Jay Breakstone

CEO & Founder

I hope you had a chance to read my previous post on refining sales strategies for taking a new product to market. To recap: management alignment on go-to-market strategy is worth the difficulty that can come with it, and there are big risks associated with making bets on large customers that can strain your startup’s resources while making it difficult to find the team bandwidth to take advantage of new opportunities.

Today I’ll discuss how we are seeking to balance our go-to-market, pursuing strategically focused opportunities that drive product awareness in key verticals while preparing for the inevitable strategic changes in sales priorities that come with growth.

Diversity in your customer base not only reduces risk but also provides more predictable, consistent cash flow; this is something your board and investors will appreciate immensely. I’ve seen too many situations where a company whose largest customer drives 80% of its revenue gets hit hard because that beachhead marquis customer decides to send its business elsewhere. In the meantime, it’s a Catch-22: because all of your attention had to be allocated to that critical customer engagement, you couldn’t address new opportunities to drive customer diversity that helps eliminate situations like the one I just illustrated.

Another point to consider is that both OEM and direct sales approaches are high-touch undertakings. The former requires a series of procedures taken by a small company to comply with the regulated practices of a large global corporation, demanding additional resources toward achieving alignment with that OEM's best practices. The problem is each OEM has its own set of requirements. See where I am going with this? My small, early stage company already has a limited amount of resources; the pressure on those resources becomes acutely intense, effectively constraining the organization from making forward progress.

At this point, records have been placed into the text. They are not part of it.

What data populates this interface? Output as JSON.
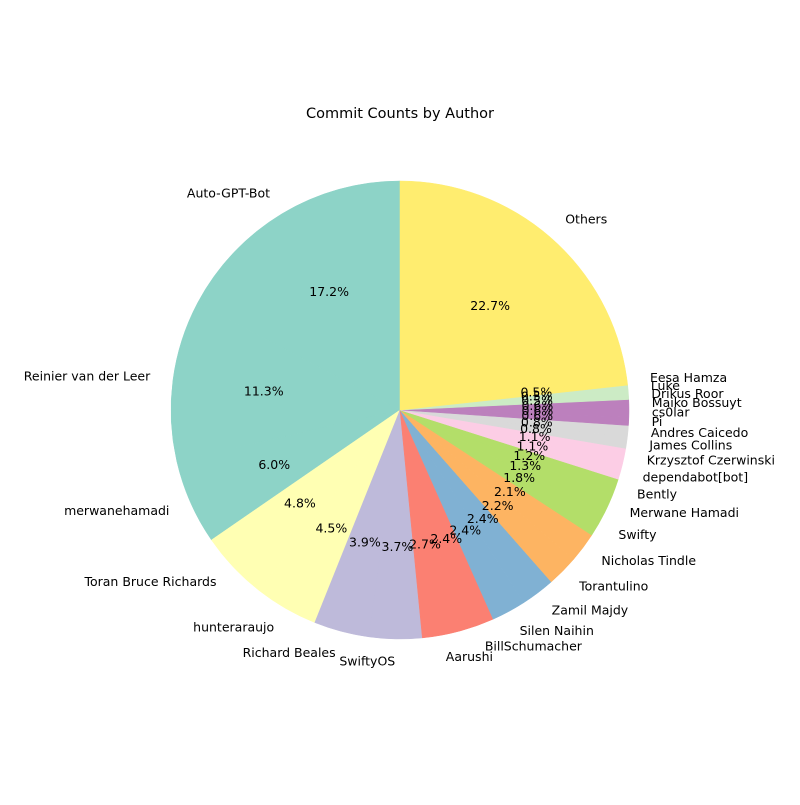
{
  "chart_data": {
    "type": "pie",
    "title": "Commit Counts by Author",
    "start_angle_deg": 90,
    "direction": "counterclockwise",
    "slices": [
      {
        "label": "Auto-GPT-Bot",
        "value": 17.2,
        "pct_text": "17.2%",
        "color": "#8dd3c7"
      },
      {
        "label": "Reinier van der Leer",
        "value": 11.3,
        "pct_text": "11.3%",
        "color": "#8dd3c7"
      },
      {
        "label": "merwanehamadi",
        "value": 6.0,
        "pct_text": "6.0%",
        "color": "#8dd3c7"
      },
      {
        "label": "Toran Bruce Richards",
        "value": 4.8,
        "pct_text": "4.8%",
        "color": "#ffffb3"
      },
      {
        "label": "hunteraraujo",
        "value": 4.5,
        "pct_text": "4.5%",
        "color": "#ffffb3"
      },
      {
        "label": "Richard Beales",
        "value": 3.9,
        "pct_text": "3.9%",
        "color": "#bebada"
      },
      {
        "label": "SwiftyOS",
        "value": 3.7,
        "pct_text": "3.7%",
        "color": "#bebada"
      },
      {
        "label": "Aarushi",
        "value": 2.7,
        "pct_text": "2.7%",
        "color": "#fb8072"
      },
      {
        "label": "BillSchumacher",
        "value": 2.4,
        "pct_text": "2.4%",
        "color": "#fb8072"
      },
      {
        "label": "Silen Naihin",
        "value": 2.4,
        "pct_text": "2.4%",
        "color": "#80b1d3"
      },
      {
        "label": "Zamil Majdy",
        "value": 2.4,
        "pct_text": "2.4%",
        "color": "#80b1d3"
      },
      {
        "label": "Torantulino",
        "value": 2.2,
        "pct_text": "2.2%",
        "color": "#fdb462"
      },
      {
        "label": "Nicholas Tindle",
        "value": 2.1,
        "pct_text": "2.1%",
        "color": "#fdb462"
      },
      {
        "label": "Swifty",
        "value": 1.8,
        "pct_text": "1.8%",
        "color": "#b3de69"
      },
      {
        "label": "Merwane Hamadi",
        "value": 1.3,
        "pct_text": "1.3%",
        "color": "#b3de69"
      },
      {
        "label": "Bently",
        "value": 1.2,
        "pct_text": "1.2%",
        "color": "#b3de69"
      },
      {
        "label": "dependabot[bot]",
        "value": 1.1,
        "pct_text": "1.1%",
        "color": "#fccde5"
      },
      {
        "label": "Krzysztof Czerwinski",
        "value": 1.1,
        "pct_text": "1.1%",
        "color": "#fccde5"
      },
      {
        "label": "James Collins",
        "value": 0.8,
        "pct_text": "0.8%",
        "color": "#d9d9d9"
      },
      {
        "label": "Andres Caicedo",
        "value": 0.8,
        "pct_text": "0.8%",
        "color": "#d9d9d9"
      },
      {
        "label": "Pi",
        "value": 0.6,
        "pct_text": "0.6%",
        "color": "#bc80bd"
      },
      {
        "label": "cs0lar",
        "value": 0.6,
        "pct_text": "0.6%",
        "color": "#bc80bd"
      },
      {
        "label": "Maiko Bossuyt",
        "value": 0.6,
        "pct_text": "0.6%",
        "color": "#bc80bd"
      },
      {
        "label": "Drikus Roor",
        "value": 0.5,
        "pct_text": "0.5%",
        "color": "#ccebc5"
      },
      {
        "label": "Luke",
        "value": 0.5,
        "pct_text": "0.5%",
        "color": "#ccebc5"
      },
      {
        "label": "Eesa Hamza",
        "value": 0.5,
        "pct_text": "0.5%",
        "color": "#ffed6f"
      },
      {
        "label": "Others",
        "value": 22.7,
        "pct_text": "22.7%",
        "color": "#ffed6f"
      }
    ]
  }
}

A direct sales model, on the other hand, requires the ability to optimize solutions for smaller deployments in specific environments, often on a case-by-case basis. This means developing a salesforce and engineering team that can provide meaningful support for those diverse environments as needed. Similar outcome: limited resources, high strain.

The teams built for each model look significantly different. For an early-stage startup that recently raised its Series-A, a fully direct sales force with multiple vertical specializations is often not a viable option. This strategy is often reserved for after a growth capital round has closed.

The balancing act

Ultimately, we made the decision to embrace a blended model that is equipped to manage opportunistic OEM agreements while building a diverse customer base through a targeted, yet leveraged, channel strategy. This is achieved by determining specific market verticals ideally suited for our solution (composable infrastructure) and targeting these verticals through system integrator and value added reseller partners. This requires us to cultivate a dynamic and seasoned team (avoiding the often common, spray and pray tactics) by having a handful of internal direct sales professionals to pursue a modest number of larger, marquis deals that are fulfilled through the channel while also coaching our partners to help drive sales through their existing customer base.

We’ve chosen to align resources to meet OEM qualifications and standards – and performance and reliability expectations – while implementing internal processes that mitigate the possibilities of consuming all of our resources.

Our small internal salesforce includes team members who have specific vertical expertise in enterprise, HPC, financial, government, and M&E and can fulfill orders through trusted channel providers. Customer confidence is paramount no matter the sales route, and the OEM/channel split allows for product development efforts that meet commonly shared requirements across a broad spectrum of verticals. The OEM and the channel providers, in turn, have their own agreements with their customers and can supplement Liqid sales support, training, and warranties.

Build for today, but understand tomorrow

It’s inevitable that our model will change as we grow. Its design ensures our present tactical needs are met while it lays the groundwork to meet future strategic goals. Balance will depend on market trends, which we constantly revisit to ensure we’re still executing for success.

A drive to continually improve while constantly evolving is, indeed, one of the most important things to build into any model for sales growth. Know your market, garner team alignment, execute, and succeed. Best of luck to anyone else who is faced with the ongoing challenge of building a go-to-market strategy for their early-stage tech company.